Real Estate investment and later selling property acquired in India by NRIs have always been a significant area inviting many queries. RBI governs sale and purchase of property by NRIs under FEMA (Foreign Exchange Management Act), 1999. RBI grants general Permission for property transactions by NRIs in India, and in some cases, specific permission of RBI is required. The rules and regulations have been simplified and made investor friendly
NRIs may want to sell the property as it is difficult to maintain if there is no plan to visit India or rent out the same and burden their family friends for payment of property tax, maintenance charges and other municipal dues
A Canadian Citizen who had inherited a property in India wanted to sell his property here in India and repatriate the sale proceeds. We answered the queries as follows:
Which property can be sold and to whom
- Any property can be sold to a resident Indian – residential or commercial whether purchased, inherited or gifted.
- In case the buyer is NRI – any property except agricultural land, plantation property and farmhouse.
Repatriation – It is a vast topic, but here we are confining ourselves to repatriation of sale proceeds only.
Sale proceeds can be legally and safely remitted through proper banking channels. Asset bought in India can be sold if they are purchased confirming to all the rules and regulations of foreign exchange. Once the property is sold, the next step is to repatriate the funds abroad:
If inherited/gifted -property is sold
- The sale amount is deposited in NRO account. Repatriation is allowed up to USD One million per financial year. If remittance increases US dollar one million in a financial year, permission of RBI is required.
- If the property has been inherited from a person residing outside India, special permission of RBI is needed.
- NRIs can acquire agricultural land in India only through inheritance, and the same can be sold only to a resident Indian.
If the purchased property is sold:
a. The property was purchased while being a resident Indian
- The sale proceeds are credited to NRO account and remittance from NRO account is allowed up to USD One million in a financial year after payment of tax.
- The repatriation, in this case, is allowed only if the property is held for 10 years. If not, the sale proceeds are held in NRO account to complete 10 years.
b. The property was purchased as NRI
- If the property was purchased using money resources in India (loan from bank or family friends) – sale proceeds are credited to NRO account. Repatriation limit is the same as in point a. Permission from RBI is required if remittance is more than that.
- If the property was purchased on loan, repatriation is allowed up to the loan repayment amount made through NRE/FCNR accounts or remittance of foreign currency through banking channels.
- If the property was purchased using foreign currency funds from NRE /FCNR account, the maximum amount of repatriation could be the foreign currency equivalent of the amount paid for the purchase.
In such case, repatriation of the entire principal amount is done without any restriction subject to the condition of repatriation of two residential properties only — no limit for commercial properties. Capital gains/profits are deposited in NRO account and are repatriated subject to condition of USD one million per financial year.

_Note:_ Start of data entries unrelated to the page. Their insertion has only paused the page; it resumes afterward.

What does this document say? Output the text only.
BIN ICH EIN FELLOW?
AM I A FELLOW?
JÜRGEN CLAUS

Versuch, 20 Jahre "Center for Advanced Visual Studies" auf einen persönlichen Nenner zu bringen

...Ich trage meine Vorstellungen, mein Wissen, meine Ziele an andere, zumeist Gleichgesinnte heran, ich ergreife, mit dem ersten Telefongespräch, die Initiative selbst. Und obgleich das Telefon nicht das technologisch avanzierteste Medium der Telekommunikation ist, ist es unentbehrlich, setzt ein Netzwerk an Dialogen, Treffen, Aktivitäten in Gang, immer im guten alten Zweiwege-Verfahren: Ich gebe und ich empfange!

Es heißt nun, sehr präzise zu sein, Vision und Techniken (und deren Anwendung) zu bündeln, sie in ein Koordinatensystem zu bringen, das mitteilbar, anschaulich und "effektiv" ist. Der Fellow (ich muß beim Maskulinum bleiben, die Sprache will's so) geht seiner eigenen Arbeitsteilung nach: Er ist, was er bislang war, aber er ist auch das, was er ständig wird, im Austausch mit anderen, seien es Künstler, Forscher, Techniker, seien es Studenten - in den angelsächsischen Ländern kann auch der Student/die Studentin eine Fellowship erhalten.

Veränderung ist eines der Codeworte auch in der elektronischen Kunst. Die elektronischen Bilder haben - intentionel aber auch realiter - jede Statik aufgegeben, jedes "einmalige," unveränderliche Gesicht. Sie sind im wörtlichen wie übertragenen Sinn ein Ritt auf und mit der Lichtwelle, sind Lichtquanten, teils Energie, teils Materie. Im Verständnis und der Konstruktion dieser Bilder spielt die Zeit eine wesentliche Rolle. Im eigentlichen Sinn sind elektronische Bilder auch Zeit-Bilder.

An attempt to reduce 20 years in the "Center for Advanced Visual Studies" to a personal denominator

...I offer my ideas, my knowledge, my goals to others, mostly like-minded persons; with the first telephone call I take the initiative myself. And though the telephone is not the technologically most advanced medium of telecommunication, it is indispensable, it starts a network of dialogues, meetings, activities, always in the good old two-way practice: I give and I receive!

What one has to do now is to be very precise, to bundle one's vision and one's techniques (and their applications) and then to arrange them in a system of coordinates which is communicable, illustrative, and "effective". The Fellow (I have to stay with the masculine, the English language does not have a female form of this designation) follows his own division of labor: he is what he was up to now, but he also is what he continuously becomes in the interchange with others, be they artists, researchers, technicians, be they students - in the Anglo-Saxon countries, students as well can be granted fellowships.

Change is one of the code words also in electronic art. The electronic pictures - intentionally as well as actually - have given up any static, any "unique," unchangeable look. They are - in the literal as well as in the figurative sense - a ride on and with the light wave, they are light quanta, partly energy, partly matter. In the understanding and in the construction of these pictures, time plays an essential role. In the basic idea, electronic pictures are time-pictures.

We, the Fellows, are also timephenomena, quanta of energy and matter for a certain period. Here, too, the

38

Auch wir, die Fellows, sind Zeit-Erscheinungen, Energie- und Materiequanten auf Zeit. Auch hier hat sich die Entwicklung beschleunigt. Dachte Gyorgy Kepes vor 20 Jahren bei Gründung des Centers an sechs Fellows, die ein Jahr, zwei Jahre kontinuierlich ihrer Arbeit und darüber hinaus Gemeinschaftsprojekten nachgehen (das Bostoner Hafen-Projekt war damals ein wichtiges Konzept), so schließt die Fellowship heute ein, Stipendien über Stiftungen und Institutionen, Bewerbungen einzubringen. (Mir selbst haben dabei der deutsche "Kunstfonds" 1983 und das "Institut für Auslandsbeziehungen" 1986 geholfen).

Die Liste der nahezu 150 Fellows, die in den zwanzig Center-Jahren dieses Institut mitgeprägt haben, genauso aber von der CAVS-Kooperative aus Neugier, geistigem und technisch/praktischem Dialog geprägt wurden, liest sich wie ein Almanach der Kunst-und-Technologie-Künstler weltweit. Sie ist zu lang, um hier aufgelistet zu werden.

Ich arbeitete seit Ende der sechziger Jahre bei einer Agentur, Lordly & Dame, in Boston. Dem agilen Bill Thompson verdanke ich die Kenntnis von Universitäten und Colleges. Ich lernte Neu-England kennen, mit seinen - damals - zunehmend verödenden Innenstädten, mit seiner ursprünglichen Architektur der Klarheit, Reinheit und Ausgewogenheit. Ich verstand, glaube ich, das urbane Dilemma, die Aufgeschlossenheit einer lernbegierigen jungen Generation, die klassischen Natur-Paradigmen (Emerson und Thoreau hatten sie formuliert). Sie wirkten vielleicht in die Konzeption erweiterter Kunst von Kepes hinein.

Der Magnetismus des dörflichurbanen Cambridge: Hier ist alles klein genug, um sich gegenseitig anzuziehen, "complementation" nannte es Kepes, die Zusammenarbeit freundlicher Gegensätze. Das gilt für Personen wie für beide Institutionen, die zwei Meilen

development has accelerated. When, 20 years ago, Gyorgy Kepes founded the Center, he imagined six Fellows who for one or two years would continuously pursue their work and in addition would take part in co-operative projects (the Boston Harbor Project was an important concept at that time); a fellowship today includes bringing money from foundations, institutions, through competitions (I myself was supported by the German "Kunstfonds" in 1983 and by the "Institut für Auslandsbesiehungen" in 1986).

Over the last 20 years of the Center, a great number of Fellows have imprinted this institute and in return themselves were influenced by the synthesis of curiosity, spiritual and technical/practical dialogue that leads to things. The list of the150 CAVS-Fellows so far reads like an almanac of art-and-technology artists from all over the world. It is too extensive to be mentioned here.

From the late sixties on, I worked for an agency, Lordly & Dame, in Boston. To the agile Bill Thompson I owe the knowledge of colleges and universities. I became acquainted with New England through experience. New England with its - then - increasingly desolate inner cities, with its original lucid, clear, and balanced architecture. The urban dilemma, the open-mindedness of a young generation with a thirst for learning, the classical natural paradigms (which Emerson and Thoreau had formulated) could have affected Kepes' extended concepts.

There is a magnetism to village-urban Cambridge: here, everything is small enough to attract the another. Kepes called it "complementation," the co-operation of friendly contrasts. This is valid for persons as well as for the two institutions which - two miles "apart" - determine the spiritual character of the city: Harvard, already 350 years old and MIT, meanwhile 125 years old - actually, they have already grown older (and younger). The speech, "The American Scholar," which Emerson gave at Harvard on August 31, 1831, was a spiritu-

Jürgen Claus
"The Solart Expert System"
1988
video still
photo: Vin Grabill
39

The repatriation limit applies to one person per financial year.
Documents required for repatriation of sale proceeds:
- Certificate from Chartered Accountant – Form 15 CB
- Certificate from income tax department – Form 15 CA
- Application in a bank for foreign exchange
- Proof of inheritance in case of sale of inherited property
- Document proving sale
It is always advisable to hire a lawyer to ensure proper documentation and smooth repatriation of sale proceeds.